For fractions of univariate polynomials, we have a dedicated subclass that does a bit better. But even that dedicated class normalizes fractions in a slightly strange way: for instance

sage: P.<t> = QQ[]
sage: 1/(2*t)
1/2/t

where 1/(2*t) would probably be more reasonable in most cases.

We certainly need some kind of mechanism to reduce Frac(Frac(R)[x,y,...]) to Frac(R[x,y,...]), but I am not sure exactly how that should work. I also wonder if the current normalization for univariate polynomials over fields needs to remain available as an alternative option even for polynomials over fraction fields.

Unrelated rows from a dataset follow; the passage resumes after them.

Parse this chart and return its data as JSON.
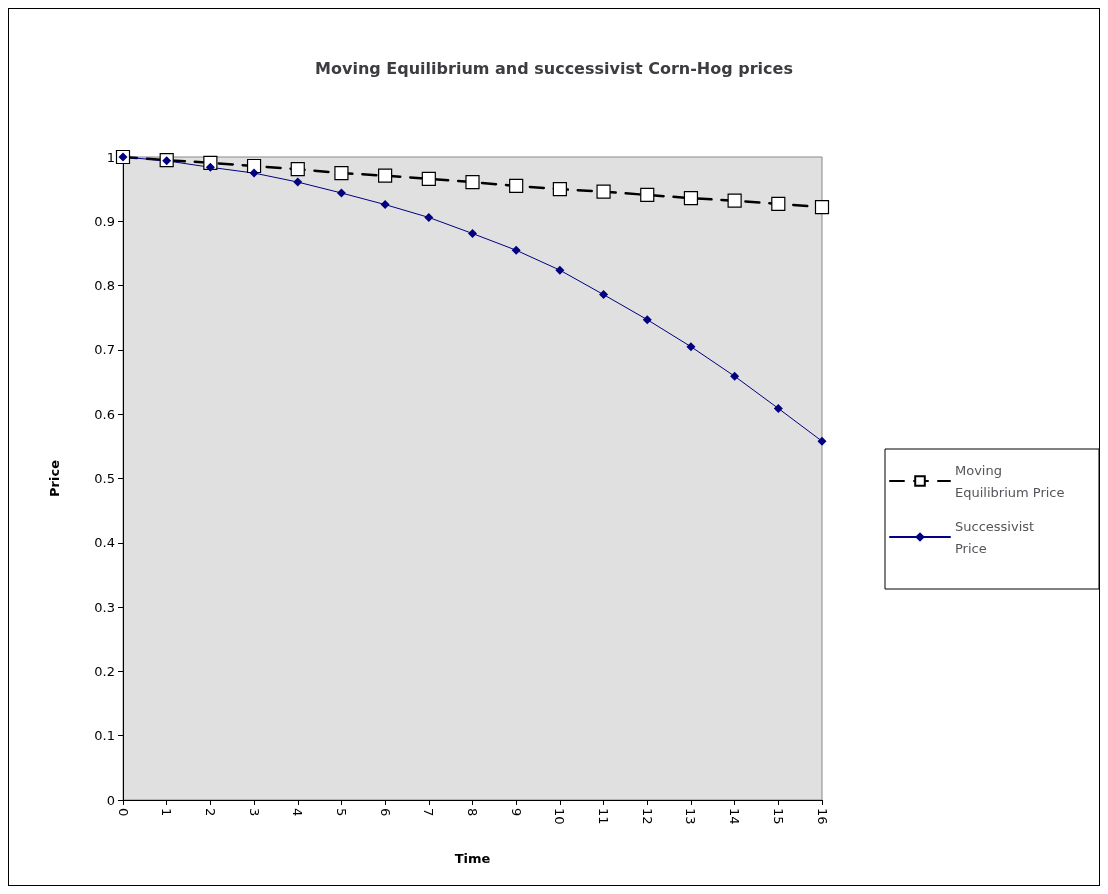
{
  "chart_data": {
    "type": "line",
    "title": "Moving Equilibrium and successivist Corn-Hog prices",
    "xlabel": "Time",
    "ylabel": "Price",
    "categories": [
      "0",
      "1",
      "2",
      "3",
      "4",
      "5",
      "6",
      "7",
      "8",
      "9",
      "10",
      "11",
      "12",
      "13",
      "14",
      "15",
      "16"
    ],
    "series": [
      {
        "name": "Moving Equilibrium Price",
        "color": "#000000",
        "marker": "square",
        "line_style": "dashed",
        "values": [
          1.0,
          0.995,
          0.991,
          0.986,
          0.981,
          0.975,
          0.971,
          0.966,
          0.961,
          0.955,
          0.95,
          0.946,
          0.941,
          0.936,
          0.932,
          0.927,
          0.922
        ]
      },
      {
        "name": "Successivist Price",
        "color": "#000080",
        "marker": "diamond",
        "line_style": "solid",
        "values": [
          1.0,
          0.994,
          0.984,
          0.975,
          0.961,
          0.944,
          0.926,
          0.906,
          0.881,
          0.855,
          0.824,
          0.786,
          0.747,
          0.705,
          0.659,
          0.609,
          0.558
        ]
      }
    ],
    "ylim": [
      0,
      1
    ],
    "yticks": [
      0,
      0.1,
      0.2,
      0.3,
      0.4,
      0.5,
      0.6,
      0.7,
      0.8,
      0.9,
      1
    ],
    "grid": false,
    "legend": "right"
  }
}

As a shorter term fix, it shouldn't be hard to to something similar to what we do in the univariate case (that is, force the leading coefficient of the denominator to one) but for multivariate polynomials. It would be useful in any case for working with multivariate polynomials over fields that are not fraction fields.

Finally, in the specific case of multivariate polyomials over ℚ, we could also interface FLINT's (formerly Calcium's) fmpz_mpoly_q.

Related tickets include #16268, #26339.